Mr Strutt and Miss Coope both worked for the company Crittall Windows in North Essex. Their portraits are part of a collection of oil paintings called 'Old Iron Portraits' commissioned by Francis Henry Crittall in the late 1920s and are in urgent need of conservation treatment. The collection of portraits reflects the company's diverse workforce from those who had joined in its early days in the 1880s to those in new roles in offices abroad and was painted by rising artists of the day. The artists were supported by tutors from the Royal Academy and the Slade School of Art Sir William Rothenstein, Sir Walter Westley Russell, Henry Tonks and Sir George Clausen.
Mr Strutt was affectionately named 'Uncle' by many who new him. He was the night watchman and lodge keeper for Crittall factory Manor Works for 31 years and was one of the most popular members of the firm. Apart from his endearing personal qualities, his striking appearance, with his tall erect figure and flowing white beard, made him one of the most familiar figures in Braintree. Miss Coope was Francis Henry Crittall's Secretary and worked from the company's London Office.

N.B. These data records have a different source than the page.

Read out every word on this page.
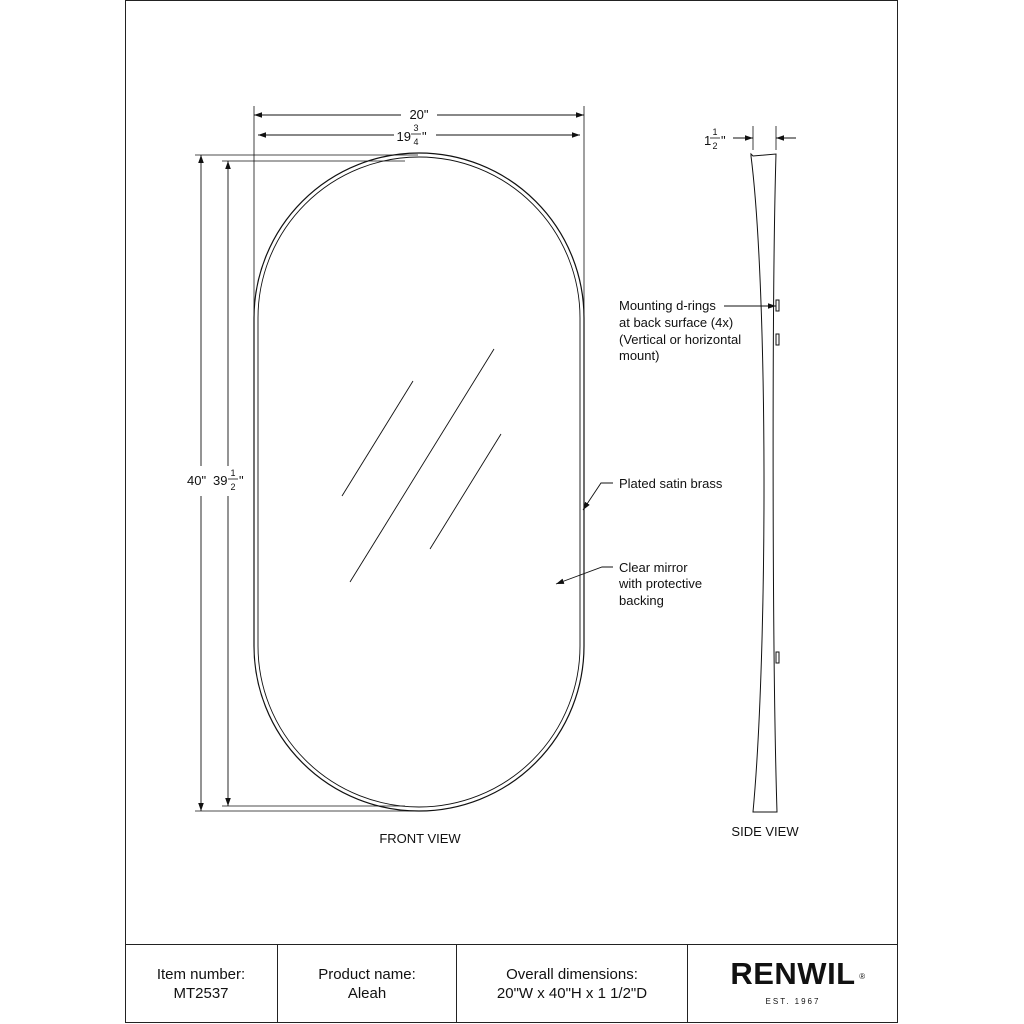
20"
19
3
4 "
40" 39 1
2 "	Plated satin brass
Clear mirror
with protective
backing
FRONT VIEW
1
1
2 "
Mounting d-rings
at back surface (4x)
(Vertical or horizontal
mount)
SIDE VIEW
Item number:
MT2537
Product name:
Aleah
Overall dimensions:
20"W x 40"H x 1 1/2"D
RENWIL ®
EST. 1967
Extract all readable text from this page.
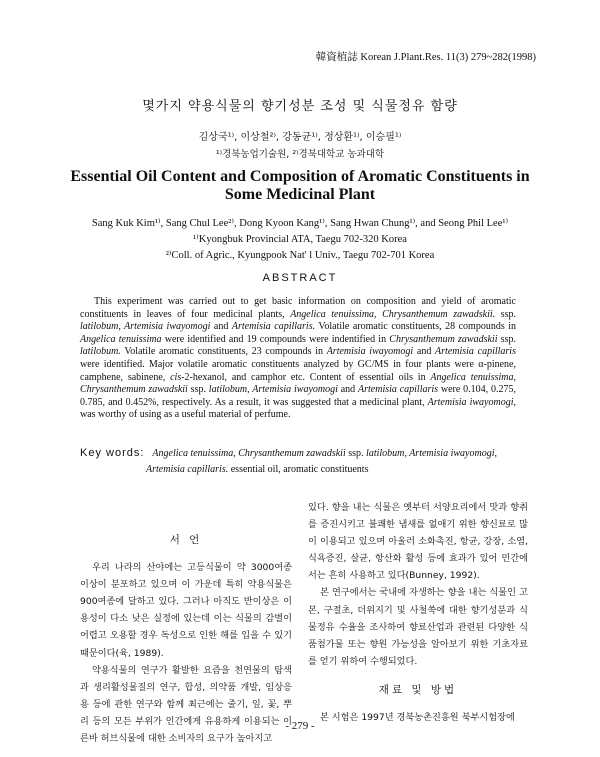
韓資植誌 Korean J.Plant.Res. 11(3) 279~282(1998)
몇가지 약용식물의 향기성분 조성 및 식물정유 함량
김상국¹⁾, 이상철²⁾, 강동균¹⁾, 정상환¹⁾, 이승필¹⁾
¹⁾경북농업기술원, ²⁾경북대학교 농과대학
Essential Oil Content and Composition of Aromatic Constituents in
Some Medicinal Plant
Sang Kuk Kim¹⁾, Sang Chul Lee²⁾, Dong Kyoon Kang¹⁾, Sang Hwan Chung¹⁾, and Seong Phil Lee¹⁾
¹⁾Kyongbuk Provincial ATA, Taegu 702-320 Korea
²⁾Coll. of Agric., Kyungpook Nat' l Univ., Taegu 702-701 Korea
ABSTRACT

This experiment was carried out to get basic information on composition and yield of aromatic constituents in leaves of four medicinal plants, Angelica tenuissima, Chrysanthemum zawadskii. ssp. latilobum, Artemisia iwayomogi and Artemisia capillaris. Volatile aromatic constituents, 28 compounds in Angelica tenuissima were identified and 19 compounds were indentified in Chrysanthemum zawadskii ssp. latilobum. Volatile aromatic constituents, 23 compounds in Artemisia iwayomogi and Artemisia capillaris were identified. Major volatile aromatic constituents analyzed by GC/MS in four plants were α-pinene, camphene, sabinene, cis-2-hexanol, and camphor etc. Content of essential oils in Angelica tenuissima, Chrysanthemum zawadskii ssp. latilobum, Artemisia iwayomogi and Artemisia capillaris were 0.104, 0.275, 0.785, and 0.452%, respectively. As a result, it was suggested that a medicinal plant, Artemisia iwayomogi, was worthy of using as a useful material of perfume.

Key words: Angelica tenuissima, Chrysanthemum zawadskii ssp. latilobum, Artemisia iwayomogi,
Artemisia capillaris. essential oil, aromatic constituents

서 언

우리 나라의 산야에는 고등식물이 약 3000여종 이상이 분포하고 있으며 이 가운데 특히 약용식물은 900여종에 달하고 있다. 그러나 아직도 반이상은 이용성이 다소 낮은 실정에 있는데 이는 식물의 감별이 어렵고 오용할 경우 독성으로 인한 해를 입을 수 있기 때문이다(육, 1989).

약용식물의 연구가 활발한 요즘을 천연물의 탐색과 생리활성물질의 연구, 합성, 의약품 개발, 임상응용 등에 관한 연구와 함께 최근에는 줄기, 잎, 꽃, 뿌리 등의 모든 부위가 인간에게 유용하게 이용되는 이른바 허브식물에 대한 소비자의 요구가 높아지고

있다. 향을 내는 식물은 옛부터 서양요리에서 맛과 향취를 증진시키고 불쾌한 냄새를 없애기 위한 향신료로 많이 이용되고 있으며 아울러 소화촉진, 항균, 강장, 소염, 식욕증진, 살균, 항산화 활성 등에 효과가 있어 민간에서는 흔히 사용하고 있다(Bunney, 1992).

본 연구에서는 국내에 자생하는 향을 내는 식물인 고본, 구절초, 더위지기 및 사철쑥에 대한 향기성분과 식물정유 수율을 조사하여 향료산업과 관련된 다양한 식품첨가물 또는 향원 가능성을 알아보기 위한 기초자료를 얻기 위하여 수행되었다.

재료 및 방법

본 시험은 1997년 경북농촌진흥원 북부시험장에

- 279 -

Unfortunately the portrait of Miss Coope has deteriorated considerably, with much of the paint actively flaking we risk losing this portrait completely. Mr Strutt has several tears that are in need of urgent conservation and repair.

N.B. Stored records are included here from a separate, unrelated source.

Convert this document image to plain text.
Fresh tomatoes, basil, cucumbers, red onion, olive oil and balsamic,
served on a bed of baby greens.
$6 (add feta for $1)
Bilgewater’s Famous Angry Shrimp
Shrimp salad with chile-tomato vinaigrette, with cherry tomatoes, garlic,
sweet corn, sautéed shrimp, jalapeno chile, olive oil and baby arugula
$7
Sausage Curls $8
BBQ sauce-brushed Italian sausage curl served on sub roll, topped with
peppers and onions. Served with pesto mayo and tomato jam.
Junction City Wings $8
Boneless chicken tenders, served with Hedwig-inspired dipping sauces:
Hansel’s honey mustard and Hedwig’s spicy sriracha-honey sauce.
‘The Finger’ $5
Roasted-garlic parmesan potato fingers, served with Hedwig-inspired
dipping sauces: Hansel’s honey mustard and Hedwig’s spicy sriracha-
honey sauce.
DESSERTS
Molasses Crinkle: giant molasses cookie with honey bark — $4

Crittall Windows started as an ironmongery business in Braintree, North Essex in 1849. In the 1890s they developed a design for a standard metal window which led to the companys global success with factories all over the world. During the First World War, employees made a significant contribution to the production of munitions and later, pre-fabricated steel Bailey bridges, which could be assembled quickly for the Allied advancement in the Second World War. Francis Henry Crittall purchased land to build a self-sufficient company village for employees between Braintree and Witham; Silver End welcomed its first inhabitants in 1926. These two portraits, along with the other paintings in the Old Iron Portrait Collection, went on display for the first time at Silver End Village hall when it opened in 1928.